I also find a lot of trophies for various school awards. I know that these things are very precious so I take these outside to wash as well, and put them in a room we have cleaned and designated as a place to store important things that we have found while working. I hope this is one way of helping the school heal after such a tragedy.

Day Three
As I strip wallpaper alongside Fuminaro Honma, he thanks me for volunteering to clean up his apartments. The tsunami waves came up to the ceiling of the first floor. He is such a cheerful man despite his recent sad experience. It is hard to believe that he lost his house and livelihood six weeks ago and his life was turned upside down. He tells me that he had so much to do after the tsunami, that he really didn’t know how he was going to manage. He told me that at first he wanted to just throw everything away and give up. When he was in the evacuation center, Fuminaro heard that he could get volunteers to help him. Initially he was sceptical about what benefit volunteers could really bring, but now that he has met Habitat for Humanity volunteers and seen how hard they work, he tells me that he feels his situation has become less desperate.

I work alongside three other volunteers and Fuminaro. We clear out a lot of mud and trash, and we manage to clean two of the four rooms in one of the apartments.

I have a lot of respect for Fuminaro.

Day Two
I spend my morning cleaning at the Fukushino Sato centre, which was just a centre for physical and mental rehabilitation before the earthquake and tsunami.

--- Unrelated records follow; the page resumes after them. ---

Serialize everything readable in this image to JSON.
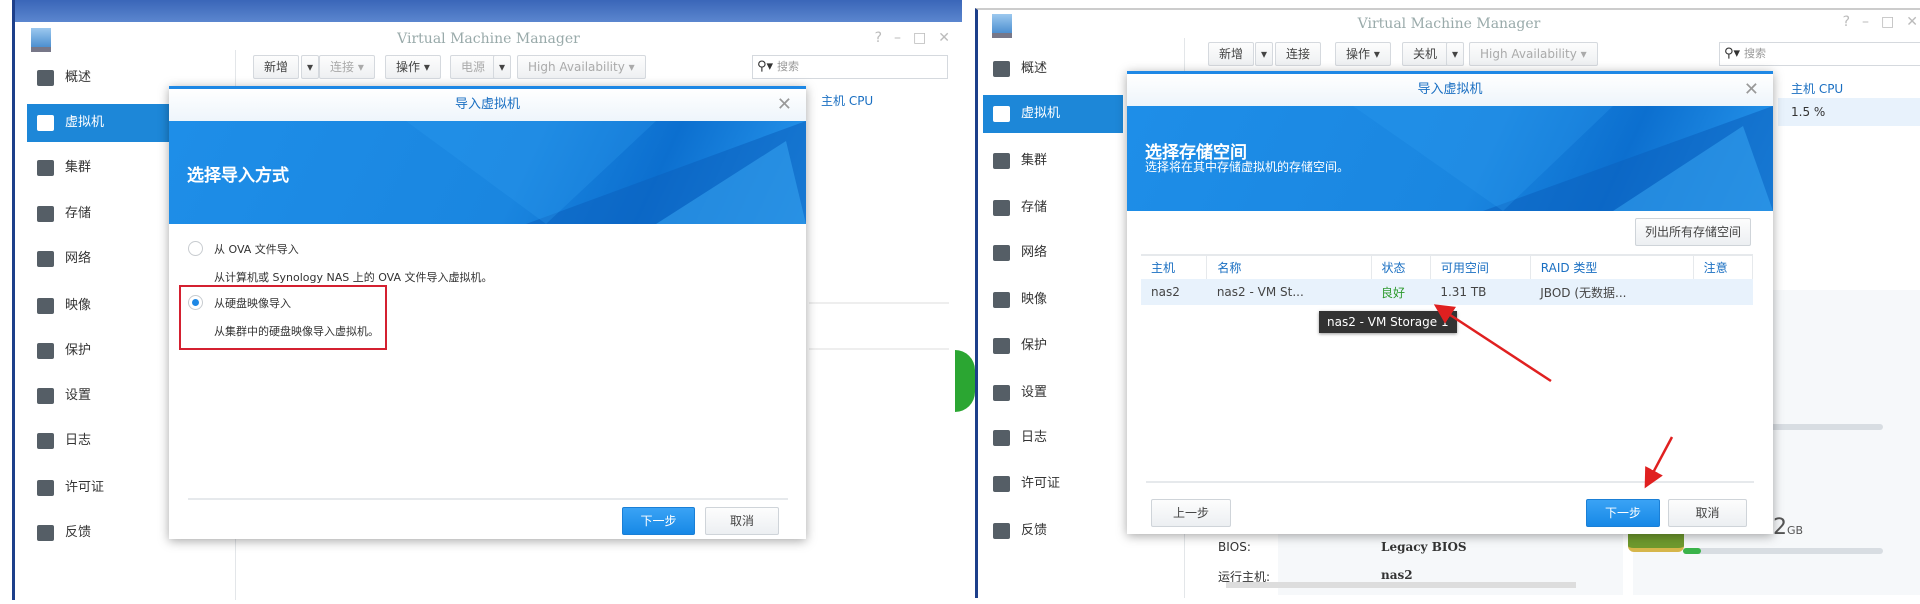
{
  "app_title": "Virtual Machine Manager",
  "sidebar": [
    "概述",
    "虚拟机",
    "集群",
    "存储",
    "网络",
    "映像",
    "保护",
    "设置",
    "日志",
    "许可证",
    "反馈"
  ],
  "sidebar_icons": [
    "overview-icon",
    "vm-icon",
    "cluster-icon",
    "storage-icon",
    "network-icon",
    "image-icon",
    "protection-icon",
    "gear-icon",
    "log-icon",
    "key-icon",
    "mail-icon"
  ],
  "selected_sidebar": "虚拟机",
  "left": {
    "toolbar": {
      "create": "新增",
      "connect": "连接 ▾",
      "action": "操作 ▾",
      "power": "电源",
      "ha": "High Availability ▾",
      "search_placeholder": "搜索"
    },
    "column": "主机 CPU",
    "dialog": {
      "title": "导入虚拟机",
      "banner": "选择导入方式",
      "options": [
        {
          "label": "从 OVA 文件导入",
          "desc": "从计算机或 Synology NAS 上的 OVA 文件导入虚拟机。",
          "selected": false
        },
        {
          "label": "从硬盘映像导入",
          "desc": "从集群中的硬盘映像导入虚拟机。",
          "selected": true
        }
      ],
      "next": "下一步",
      "cancel": "取消"
    }
  },
  "right": {
    "toolbar": {
      "create": "新增",
      "connect": "连接",
      "action": "操作 ▾",
      "power": "关机",
      "ha": "High Availability ▾",
      "search_placeholder": "搜索"
    },
    "column": "主机 CPU",
    "cpu_value": "1.5 %",
    "info": {
      "bios_label": "BIOS:",
      "bios_value": "Legacy BIOS",
      "host_label": "运行主机:",
      "host_value": "nas2",
      "memory": "2",
      "memory_unit": "GB"
    },
    "dialog": {
      "title": "导入虚拟机",
      "banner": "选择存储空间",
      "banner_sub": "选择将在其中存储虚拟机的存储空间。",
      "list_all": "列出所有存储空间",
      "columns": [
        "主机",
        "名称",
        "状态",
        "可用空间",
        "RAID 类型",
        "注意"
      ],
      "rows": [
        [
          "nas2",
          "nas2 - VM St...",
          "良好",
          "1.31 TB",
          "JBOD (无数据...",
          ""
        ]
      ],
      "tooltip": "nas2 - VM Storage 1",
      "prev": "上一步",
      "next": "下一步",
      "cancel": "取消"
    },
    "status_color": "#2e9a2e"
  },
  "accent": "#1e88e5",
  "annotation_color": "#e02020"
}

Now the usual residents have been joined by 70 evacuee families and volunteers. I work alongside a staff member and she tells me how she was working when the earthquake struck and Ofunato residents just fled towards the centre as it is built on the top of a hill. They couldn’t believe what was happening. She has a very bright and fun character, taking her job cleaning the centre very seriously to try to make the evacuees’ time at the centre as comfortable as possible – she feels it is the least she can do. It makes me feel good to know that she is there caring and worrying about the evacuees.

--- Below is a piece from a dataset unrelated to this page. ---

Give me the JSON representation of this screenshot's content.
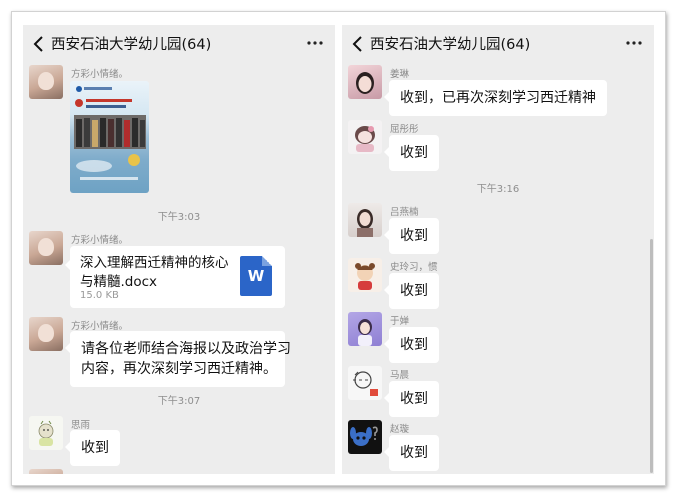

I worked alongside other volunteers to clear one of Takata High School’s gymnasiums in the afternoon. High school students in Rikuzentakata, Ofunato’s neighbouring city, are now back at school after spring break, sharing the classrooms of the elementary school that was just a little higher up the road and escaped the crushing waves. Part of the elementary school is also an evacuation centre, and temporary housing is currently being built in its grounds.

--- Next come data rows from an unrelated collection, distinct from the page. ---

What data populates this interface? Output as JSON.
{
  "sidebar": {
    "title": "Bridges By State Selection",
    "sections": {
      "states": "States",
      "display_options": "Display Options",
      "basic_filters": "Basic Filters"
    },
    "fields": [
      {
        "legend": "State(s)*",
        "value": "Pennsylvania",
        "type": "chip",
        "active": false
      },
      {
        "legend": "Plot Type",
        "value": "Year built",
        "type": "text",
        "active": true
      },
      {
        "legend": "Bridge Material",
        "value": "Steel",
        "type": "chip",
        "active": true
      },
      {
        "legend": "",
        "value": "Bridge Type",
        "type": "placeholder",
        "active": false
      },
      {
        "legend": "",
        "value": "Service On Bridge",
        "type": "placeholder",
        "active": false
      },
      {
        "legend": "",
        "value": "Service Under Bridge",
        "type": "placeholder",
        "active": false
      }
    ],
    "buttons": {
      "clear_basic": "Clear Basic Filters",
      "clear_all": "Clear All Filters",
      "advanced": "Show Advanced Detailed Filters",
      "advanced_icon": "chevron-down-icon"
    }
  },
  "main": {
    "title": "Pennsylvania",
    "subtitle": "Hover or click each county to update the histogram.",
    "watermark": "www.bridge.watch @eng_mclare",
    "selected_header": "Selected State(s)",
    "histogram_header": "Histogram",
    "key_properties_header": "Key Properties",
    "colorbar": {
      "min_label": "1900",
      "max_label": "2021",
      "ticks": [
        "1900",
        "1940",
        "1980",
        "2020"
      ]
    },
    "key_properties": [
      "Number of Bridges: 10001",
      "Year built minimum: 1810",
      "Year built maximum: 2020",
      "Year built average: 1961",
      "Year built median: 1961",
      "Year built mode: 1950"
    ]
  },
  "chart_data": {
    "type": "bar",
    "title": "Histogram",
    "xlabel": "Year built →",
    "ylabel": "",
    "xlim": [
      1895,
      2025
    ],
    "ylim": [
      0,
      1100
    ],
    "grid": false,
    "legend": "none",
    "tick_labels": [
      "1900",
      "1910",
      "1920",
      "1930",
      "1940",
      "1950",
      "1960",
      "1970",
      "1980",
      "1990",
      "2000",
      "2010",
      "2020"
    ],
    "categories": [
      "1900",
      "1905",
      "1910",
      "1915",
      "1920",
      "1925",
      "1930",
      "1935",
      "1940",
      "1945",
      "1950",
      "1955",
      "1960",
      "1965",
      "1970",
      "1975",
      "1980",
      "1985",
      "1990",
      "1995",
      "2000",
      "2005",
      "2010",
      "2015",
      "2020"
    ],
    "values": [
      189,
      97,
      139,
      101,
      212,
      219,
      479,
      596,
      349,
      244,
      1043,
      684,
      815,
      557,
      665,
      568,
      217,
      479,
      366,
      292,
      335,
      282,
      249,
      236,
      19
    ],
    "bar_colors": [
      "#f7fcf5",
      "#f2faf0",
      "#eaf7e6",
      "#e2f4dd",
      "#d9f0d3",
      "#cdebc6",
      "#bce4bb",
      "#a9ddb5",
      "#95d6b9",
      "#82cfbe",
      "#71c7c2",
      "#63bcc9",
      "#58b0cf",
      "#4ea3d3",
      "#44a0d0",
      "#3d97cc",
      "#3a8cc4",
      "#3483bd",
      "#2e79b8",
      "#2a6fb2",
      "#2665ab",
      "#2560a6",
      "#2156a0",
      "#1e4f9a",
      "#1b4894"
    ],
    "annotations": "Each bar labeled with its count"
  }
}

By the end of the day, the gym was so clean that students could have walked straight in and started playing basketball. The clock at the front of school is stuck at 3.04 – this was when the tsunami struck, about 20 minutes after the earthquake.

Day One
When I saw news of the earthquake and tsunami on the TV, I couldn’t believe it was happening. It was like something out of a movie. People watching the TV were crying and knew I had to take action and do something.

I spent today removing the tatami mats and twisted floorboards from Saeko Mizuno’s house. She is a 77-year-old grandmother who lives alone. Even though the tsunami completely destroyed one room in her house and damaged other rooms, she wants to try and repair it rather than move anywhere else. This is the home she moved to when she got married, where she brought up her three children and is near to her husband’s grave – his photo is the only possession she has hung up.

Saeko was doing the crossword when the earthquake struck and she gripped on to her front door frame. She only survived the tsunami because she sheltered in a car park on top of a department store, cold and frightened, with other evacuees. She saw the water rising around her and cars floating by. Two of her relatives died.

We remove all of her possessions as they have been damaged by water and she worries that they now might contain harmful bacteria. We carry this to a plot of land that has been converted in to a dump site. Amongst the debris I see a piano, stuffed toy and tea set – all things that were important once to somebody.